The technical contributions are twofold. First, the paper demonstrates that model‑generated masks can serve as reliable proxies for human annotations. This is validated through quantitative metrics—Intersection‑over‑Union (IoU), Average Precision (AP)—and through a human study where participants rated the interpretability and plausibility of the explanations. Second, the framework introduces a principled way to handle uncertainty in the segmentation masks, which improves the robustness of the derived explanations.

Empirical evaluation spans three domains: (1) ImageNet‑1k for generic object recognition, (2) COCO‑Stuff for scene‑level semantics, and (3) a medical imaging dataset to test domain transfer. The proposed method is benchmarked against a state‑of‑the‑art Human‑Annotated Compositional Explanation (HACE) baseline. Results show an average IoU improvement of 7–12 % over HACE and a 85 %+ preference rate in a user study, indicating that participants found the open‑vocabulary explanations more intuitive. Moreover, the framework readily accommodates novel concepts such as “retro style” or “reflected surface” without any additional training or annotation, showcasing its flexibility.

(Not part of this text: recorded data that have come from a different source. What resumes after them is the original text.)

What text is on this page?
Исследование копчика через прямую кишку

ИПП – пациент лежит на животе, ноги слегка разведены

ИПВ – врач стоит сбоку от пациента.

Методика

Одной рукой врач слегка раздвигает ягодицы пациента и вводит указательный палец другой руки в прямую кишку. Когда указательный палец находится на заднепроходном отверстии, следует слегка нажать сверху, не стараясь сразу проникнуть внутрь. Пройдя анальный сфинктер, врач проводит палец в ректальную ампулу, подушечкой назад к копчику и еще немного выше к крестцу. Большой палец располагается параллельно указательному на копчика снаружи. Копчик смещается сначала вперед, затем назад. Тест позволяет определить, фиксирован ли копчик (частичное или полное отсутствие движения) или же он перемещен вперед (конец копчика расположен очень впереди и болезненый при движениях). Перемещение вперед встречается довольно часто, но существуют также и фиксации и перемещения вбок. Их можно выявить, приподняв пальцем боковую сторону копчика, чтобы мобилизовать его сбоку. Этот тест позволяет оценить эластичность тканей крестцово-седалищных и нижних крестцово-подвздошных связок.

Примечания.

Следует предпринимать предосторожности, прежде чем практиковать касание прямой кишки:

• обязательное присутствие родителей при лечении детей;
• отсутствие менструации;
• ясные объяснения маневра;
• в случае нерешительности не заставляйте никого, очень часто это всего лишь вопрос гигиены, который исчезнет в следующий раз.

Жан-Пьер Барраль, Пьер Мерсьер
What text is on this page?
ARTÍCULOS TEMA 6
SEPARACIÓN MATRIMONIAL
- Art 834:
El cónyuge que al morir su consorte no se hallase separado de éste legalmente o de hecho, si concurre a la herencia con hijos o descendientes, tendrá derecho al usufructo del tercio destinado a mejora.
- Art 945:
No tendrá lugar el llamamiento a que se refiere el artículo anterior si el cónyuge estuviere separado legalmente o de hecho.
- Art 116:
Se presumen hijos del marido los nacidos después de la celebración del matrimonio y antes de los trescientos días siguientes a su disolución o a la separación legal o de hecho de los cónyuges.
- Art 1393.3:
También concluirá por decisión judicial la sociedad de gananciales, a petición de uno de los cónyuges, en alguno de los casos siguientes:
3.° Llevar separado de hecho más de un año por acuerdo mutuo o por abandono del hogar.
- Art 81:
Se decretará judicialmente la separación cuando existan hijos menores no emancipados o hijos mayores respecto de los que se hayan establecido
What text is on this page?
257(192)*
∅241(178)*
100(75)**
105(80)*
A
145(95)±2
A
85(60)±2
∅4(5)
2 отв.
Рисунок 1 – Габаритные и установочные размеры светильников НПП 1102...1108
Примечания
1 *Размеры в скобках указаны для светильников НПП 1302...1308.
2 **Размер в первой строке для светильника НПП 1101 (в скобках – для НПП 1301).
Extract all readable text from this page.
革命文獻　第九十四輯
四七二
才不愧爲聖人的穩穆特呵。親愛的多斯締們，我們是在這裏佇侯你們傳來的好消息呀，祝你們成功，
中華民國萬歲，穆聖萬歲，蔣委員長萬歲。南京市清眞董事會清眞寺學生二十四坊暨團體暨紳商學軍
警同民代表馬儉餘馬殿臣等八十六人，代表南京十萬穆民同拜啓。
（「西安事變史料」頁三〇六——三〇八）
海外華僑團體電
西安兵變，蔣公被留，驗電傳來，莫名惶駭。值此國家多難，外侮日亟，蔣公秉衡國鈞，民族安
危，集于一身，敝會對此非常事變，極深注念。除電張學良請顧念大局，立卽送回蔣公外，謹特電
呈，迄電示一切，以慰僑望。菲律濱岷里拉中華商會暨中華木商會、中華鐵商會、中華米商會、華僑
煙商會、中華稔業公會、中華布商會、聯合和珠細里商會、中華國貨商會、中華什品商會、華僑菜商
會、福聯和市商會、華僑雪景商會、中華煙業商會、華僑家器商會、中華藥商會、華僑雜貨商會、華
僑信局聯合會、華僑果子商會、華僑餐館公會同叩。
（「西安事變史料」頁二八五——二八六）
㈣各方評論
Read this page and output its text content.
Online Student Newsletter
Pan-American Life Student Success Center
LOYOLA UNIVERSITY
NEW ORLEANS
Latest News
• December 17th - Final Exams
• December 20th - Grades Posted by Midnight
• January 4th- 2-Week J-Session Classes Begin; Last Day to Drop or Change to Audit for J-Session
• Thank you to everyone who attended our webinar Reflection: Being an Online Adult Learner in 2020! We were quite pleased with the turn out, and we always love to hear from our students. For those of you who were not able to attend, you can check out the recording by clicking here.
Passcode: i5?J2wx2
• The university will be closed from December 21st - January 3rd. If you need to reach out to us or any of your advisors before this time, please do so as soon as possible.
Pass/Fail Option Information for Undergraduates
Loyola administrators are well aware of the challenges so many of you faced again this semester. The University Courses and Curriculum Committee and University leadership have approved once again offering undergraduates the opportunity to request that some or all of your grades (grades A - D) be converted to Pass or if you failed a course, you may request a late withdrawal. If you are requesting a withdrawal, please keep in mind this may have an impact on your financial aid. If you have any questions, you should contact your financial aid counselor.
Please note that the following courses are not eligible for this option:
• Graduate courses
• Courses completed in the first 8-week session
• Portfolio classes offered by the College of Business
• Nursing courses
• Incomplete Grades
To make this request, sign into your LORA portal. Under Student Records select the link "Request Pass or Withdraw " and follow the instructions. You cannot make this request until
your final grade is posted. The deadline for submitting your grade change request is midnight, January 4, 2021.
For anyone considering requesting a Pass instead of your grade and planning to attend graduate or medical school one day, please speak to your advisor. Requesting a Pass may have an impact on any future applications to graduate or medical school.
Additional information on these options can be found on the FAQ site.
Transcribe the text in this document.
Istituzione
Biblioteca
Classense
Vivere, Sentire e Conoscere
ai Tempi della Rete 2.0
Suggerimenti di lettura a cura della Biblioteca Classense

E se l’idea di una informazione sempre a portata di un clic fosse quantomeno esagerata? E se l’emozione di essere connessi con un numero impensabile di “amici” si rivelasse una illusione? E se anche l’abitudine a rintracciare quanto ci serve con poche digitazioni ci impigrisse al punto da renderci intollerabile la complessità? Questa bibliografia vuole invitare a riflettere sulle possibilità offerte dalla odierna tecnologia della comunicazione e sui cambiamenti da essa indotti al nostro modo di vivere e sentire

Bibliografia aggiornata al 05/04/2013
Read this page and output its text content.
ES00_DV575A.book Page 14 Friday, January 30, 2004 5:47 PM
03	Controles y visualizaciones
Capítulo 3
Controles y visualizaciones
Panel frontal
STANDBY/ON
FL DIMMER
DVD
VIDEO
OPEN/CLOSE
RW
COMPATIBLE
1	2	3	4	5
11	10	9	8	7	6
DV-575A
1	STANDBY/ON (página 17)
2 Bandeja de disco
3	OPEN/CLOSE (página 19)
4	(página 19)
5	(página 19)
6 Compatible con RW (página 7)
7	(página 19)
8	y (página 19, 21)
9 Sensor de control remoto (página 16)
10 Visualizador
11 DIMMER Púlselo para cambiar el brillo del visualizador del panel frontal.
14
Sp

Limitations are acknowledged. The quality of explanations is bounded by the accuracy and bias of the underlying OVSS model; systematic errors in segmentation can propagate to misleading neuron interpretations. Additionally, as logical expressions become more complex, the resulting explanations may become harder for humans to parse—a problem the authors refer to as “explanation complexity.” To mitigate these issues, future work is proposed on multi‑modal feedback loops (e.g., incorporating textual explanations back into the segmentation model) and on compressing logical expressions into more concise natural‑language summaries.

In summary, this work introduces a novel, annotation‑free pipeline for generating compositional explanations of neural activations. By harnessing the generalization power of open‑vocabulary segmentation, it enables researchers and practitioners to probe neurons with any textual concept across any dataset, dramatically expanding the scope and practicality of interpretability research in computer vision.